Synopsis of the Books of the Bible, by John Nelson Darby, [1857-62], at sacred-texts.com
The following commentary covers Chapters 13 and 14.
Chapter 13 judges the prophets who deceived the people in Jerusalem by their pretended visions of peace. In chapter 14 the elders of Israel come and sit before the prophet. Here God sets distinctly before Israel the new principles on which He would govern them. These elders had put their abominations before their eyes. God Himself will judge them according to their transgressions. As a nation they were all alike. Jehovah could only say to them, "Repent ye." The prophets and the people should be punished together.

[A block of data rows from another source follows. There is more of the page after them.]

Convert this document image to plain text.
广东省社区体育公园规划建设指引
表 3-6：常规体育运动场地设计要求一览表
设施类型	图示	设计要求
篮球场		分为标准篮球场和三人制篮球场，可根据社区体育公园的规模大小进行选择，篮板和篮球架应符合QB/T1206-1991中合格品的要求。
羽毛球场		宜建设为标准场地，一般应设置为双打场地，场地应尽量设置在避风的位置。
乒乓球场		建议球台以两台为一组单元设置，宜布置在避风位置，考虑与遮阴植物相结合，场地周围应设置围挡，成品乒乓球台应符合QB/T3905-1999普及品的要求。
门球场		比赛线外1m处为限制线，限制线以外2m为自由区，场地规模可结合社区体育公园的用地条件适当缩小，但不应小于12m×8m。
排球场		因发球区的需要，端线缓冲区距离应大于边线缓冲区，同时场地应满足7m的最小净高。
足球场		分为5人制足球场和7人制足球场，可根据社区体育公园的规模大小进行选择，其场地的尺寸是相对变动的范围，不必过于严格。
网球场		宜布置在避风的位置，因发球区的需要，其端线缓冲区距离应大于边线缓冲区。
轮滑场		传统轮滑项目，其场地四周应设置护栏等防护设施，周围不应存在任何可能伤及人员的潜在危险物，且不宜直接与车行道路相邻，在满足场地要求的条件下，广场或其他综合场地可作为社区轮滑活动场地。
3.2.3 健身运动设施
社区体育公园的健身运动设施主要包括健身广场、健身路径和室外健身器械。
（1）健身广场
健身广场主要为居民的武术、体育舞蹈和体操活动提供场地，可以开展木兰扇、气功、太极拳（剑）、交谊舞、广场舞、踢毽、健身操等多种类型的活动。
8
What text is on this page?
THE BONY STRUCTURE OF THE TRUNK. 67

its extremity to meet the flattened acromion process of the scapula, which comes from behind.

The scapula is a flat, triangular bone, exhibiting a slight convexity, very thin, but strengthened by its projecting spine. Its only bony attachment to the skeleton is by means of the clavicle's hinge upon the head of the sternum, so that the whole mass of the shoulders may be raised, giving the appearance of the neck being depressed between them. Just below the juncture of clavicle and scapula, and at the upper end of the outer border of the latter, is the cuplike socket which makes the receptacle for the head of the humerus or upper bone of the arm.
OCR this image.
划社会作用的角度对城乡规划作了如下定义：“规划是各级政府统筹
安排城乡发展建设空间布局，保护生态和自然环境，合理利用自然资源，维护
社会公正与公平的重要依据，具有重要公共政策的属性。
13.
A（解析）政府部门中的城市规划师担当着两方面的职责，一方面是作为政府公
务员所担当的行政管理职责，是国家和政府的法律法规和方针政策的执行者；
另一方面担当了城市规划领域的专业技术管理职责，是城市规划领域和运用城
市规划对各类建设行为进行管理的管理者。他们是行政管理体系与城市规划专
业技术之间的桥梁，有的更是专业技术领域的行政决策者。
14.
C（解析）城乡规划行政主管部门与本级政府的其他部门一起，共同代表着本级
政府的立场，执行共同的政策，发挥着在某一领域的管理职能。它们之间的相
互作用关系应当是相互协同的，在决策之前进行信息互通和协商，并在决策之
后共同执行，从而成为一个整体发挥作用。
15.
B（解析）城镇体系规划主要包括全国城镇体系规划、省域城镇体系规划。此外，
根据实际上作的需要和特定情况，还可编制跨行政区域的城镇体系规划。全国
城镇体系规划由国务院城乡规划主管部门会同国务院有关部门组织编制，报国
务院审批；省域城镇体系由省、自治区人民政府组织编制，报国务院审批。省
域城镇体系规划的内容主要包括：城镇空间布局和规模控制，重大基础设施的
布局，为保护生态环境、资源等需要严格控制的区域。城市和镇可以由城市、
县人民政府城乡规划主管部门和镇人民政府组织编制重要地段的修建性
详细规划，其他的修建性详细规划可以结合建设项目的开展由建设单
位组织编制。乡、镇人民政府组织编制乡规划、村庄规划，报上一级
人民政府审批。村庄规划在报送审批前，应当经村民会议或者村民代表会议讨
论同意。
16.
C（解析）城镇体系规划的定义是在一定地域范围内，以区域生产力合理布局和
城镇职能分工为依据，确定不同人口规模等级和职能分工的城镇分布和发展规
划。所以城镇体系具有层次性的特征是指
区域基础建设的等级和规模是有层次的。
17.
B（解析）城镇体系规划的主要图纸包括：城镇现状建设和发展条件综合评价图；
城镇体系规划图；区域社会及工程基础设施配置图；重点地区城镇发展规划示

Even if the most excellent of the earth should be found in a land which Jehovah judged, they would not hinder the execution of the judgment, they would only save their own lives by their righteousness. God did not own a nation (the only one He had He had now rejected); He did, the individually righteous (compare Gen. 18). Now God was bringing all His judgments upon Jerusalem. Nevertheless, a remnant should be spared; and the proofs they would give of the abominations committed in the city would comfort the prophet with respect to the judgments accomplished on it. And so it is: the judgment of God, who gives His people up to their enemies, is a burden to the heart of one who loves the people; but when the manner in which the name of God had been dishonoured is seen, the necessity of the judgment is understood and felt.